Sometimes we need to get angry, to rant and rave. At other times, we need to lovingly coax things along, bringing light in to places of darkness, hope into places where it is lacking. Andy is quite right though, it’s all very well talking about it, but what are we actually willing to do? How much will we sacrifice? Will we think of the other or seek only health, wealth and happiness for ourselves? Is it all about prosperity and growth?
All I can say is, after two chapters, I’ve taken the plunge and joined my first political party.
Goodness knows what’ll happen when I read the rest of it.
So I suppose this is where I (finally) get to my (highly-opinionated) point. For those of us who say that we follow Jesus and put the agenda of the kingdom before everything else, there has to somewhere be the acceptance that eschatology, the end times and the age to come, play a huge role in the shaping of our faith. Christianity is a future-facing faith. As we are forgiven and freed for joyful obedience, we are freed not to look back, but to look forward, to a time when man’s inhumanity to man will be no more, when all our hopes will be realised, all our fears and sorrows will be no more, where the meek will have inherited the earth, where the last will have finished their race and come in first, where the riches we stored up for ourselves on Earth will have been eaten up and destroyed, and what we will be left with is the question, “what did you do to the least of this, my brothers? What did you therefore do to me?” We have a leader, a pattern maker for our lives who came not to be served, but to serve and to give his life as a ransom payment that we might have live, have it to the full, and share out of the abundance that we have with others.

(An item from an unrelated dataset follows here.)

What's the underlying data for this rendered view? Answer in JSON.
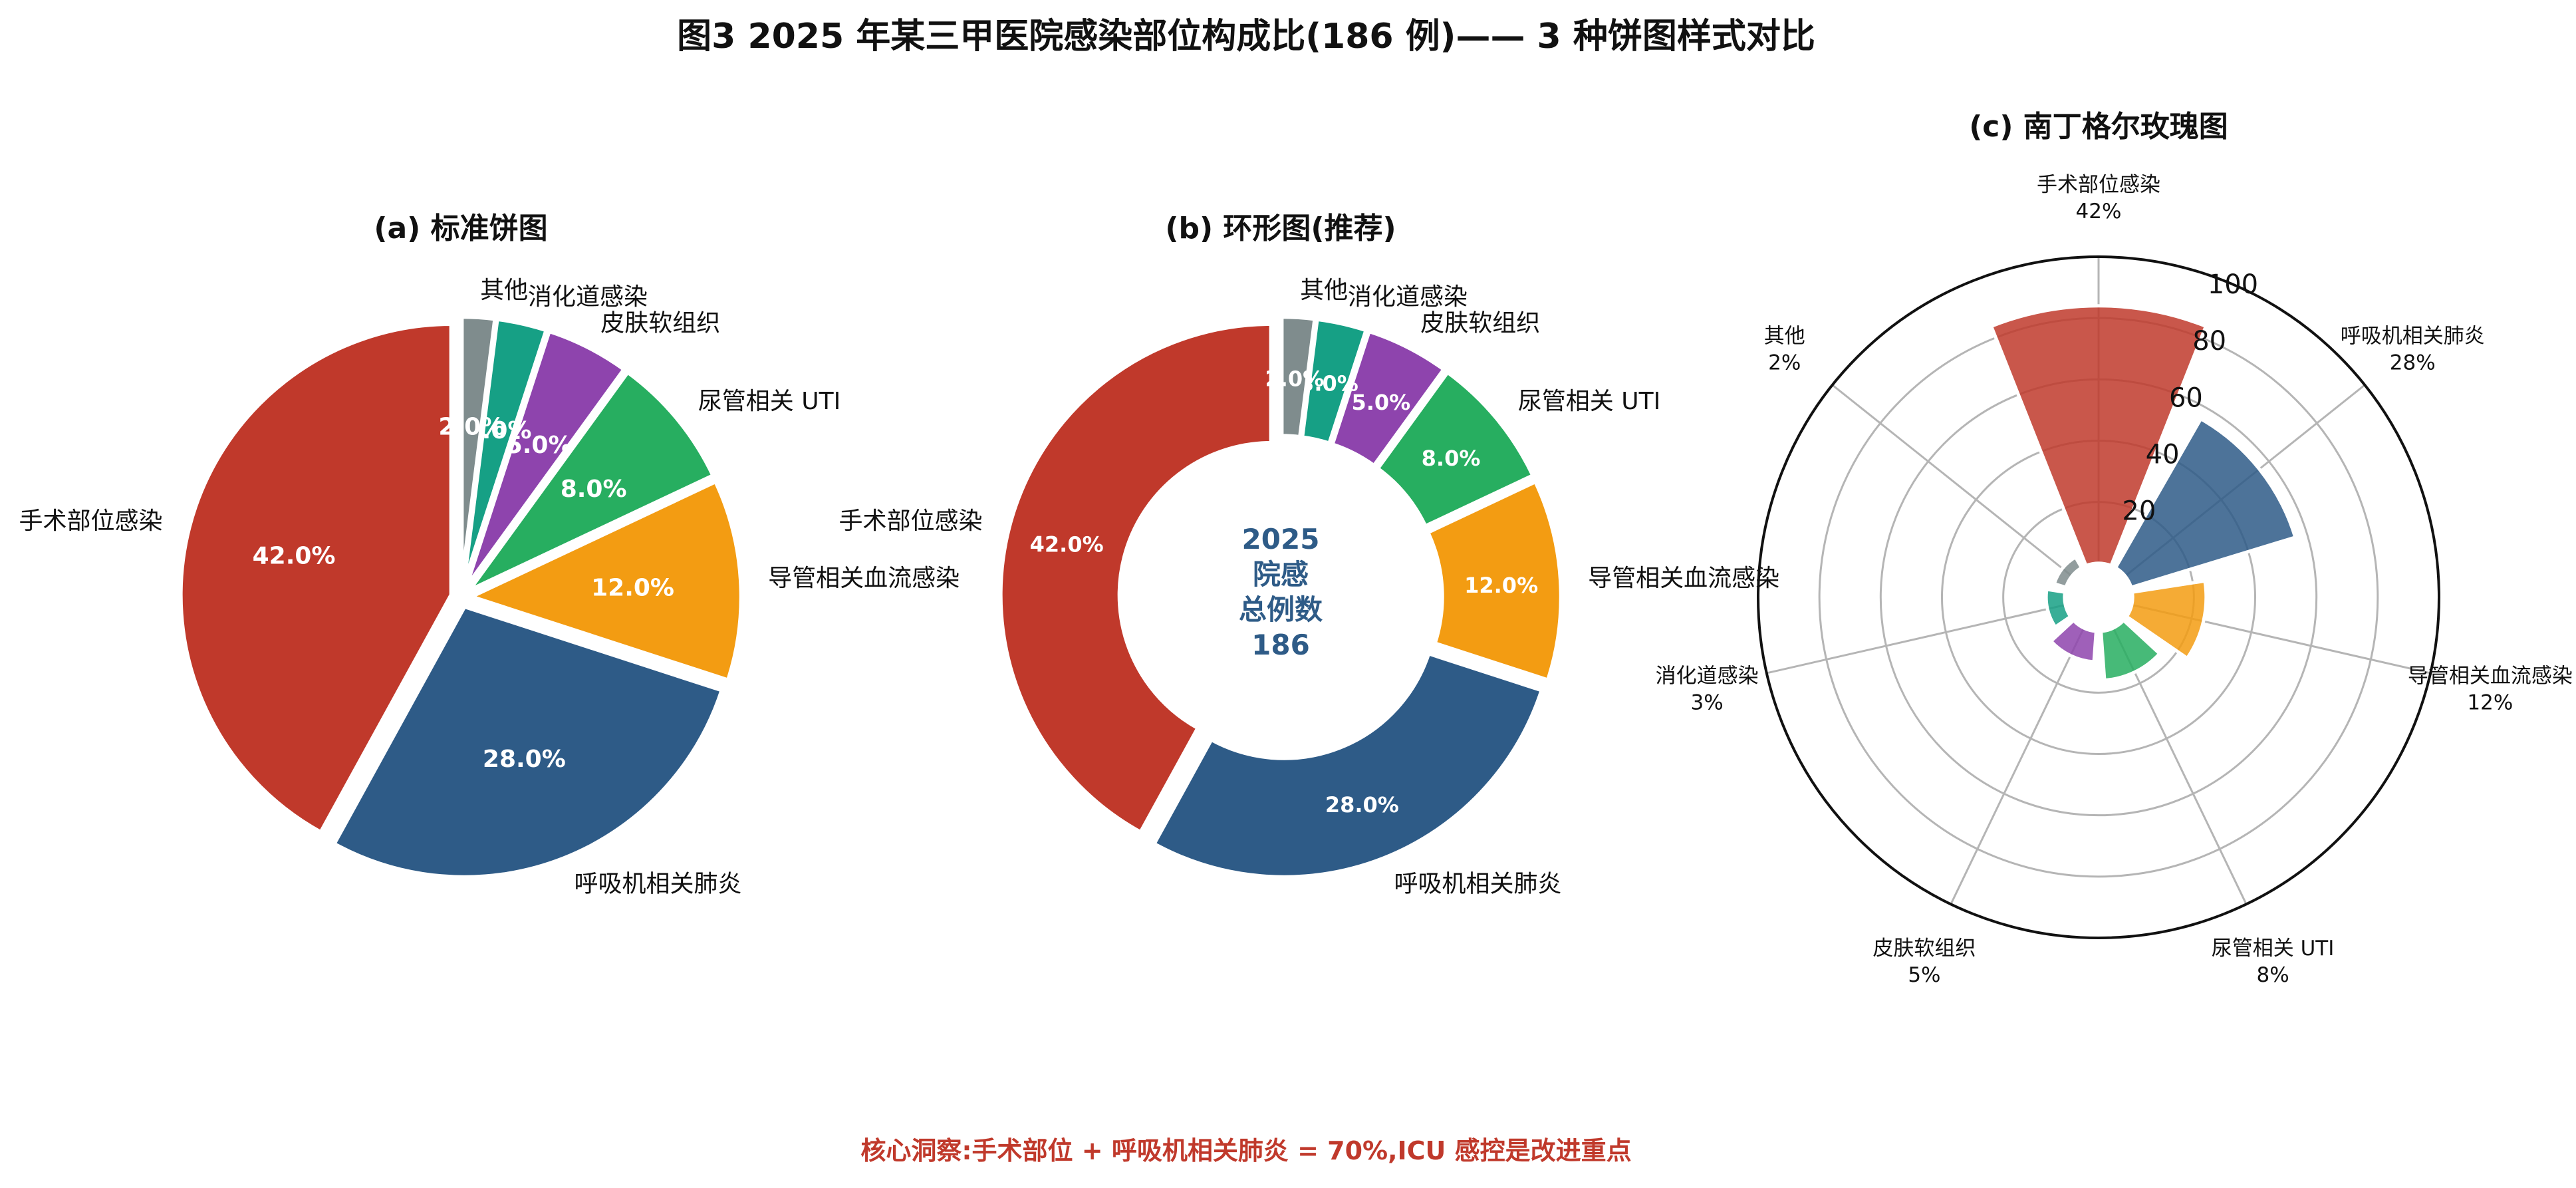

As we show up this Thursday, let’s not leave it there. Let’s continually show up. Let’s offer our lives in the service of the voiceless, the marginalised, the dispossessed, those who are discriminated against. Let’s find ways to serve, rather than to seek to gain power, authority and to be served ourselves. Let’s cast off any sense of entitlement, clinging only to our one true birthright, to be called children and friends of God, because he chose to call us that, and because Jesus made it possible.
Who knows whether I’m right or not? More than likely at times we need to be on the sidelines too, or marching in the demonstrations, signing petitions, calling and holding elected representatives to account, but more than ever, it seems to me that it might just be the moment to look inside ourselves and ask the question of what God might be asking or encouraging of us in the places where we are? Where might we be being sent? Are we willing to go? What are we hoping for when we show up?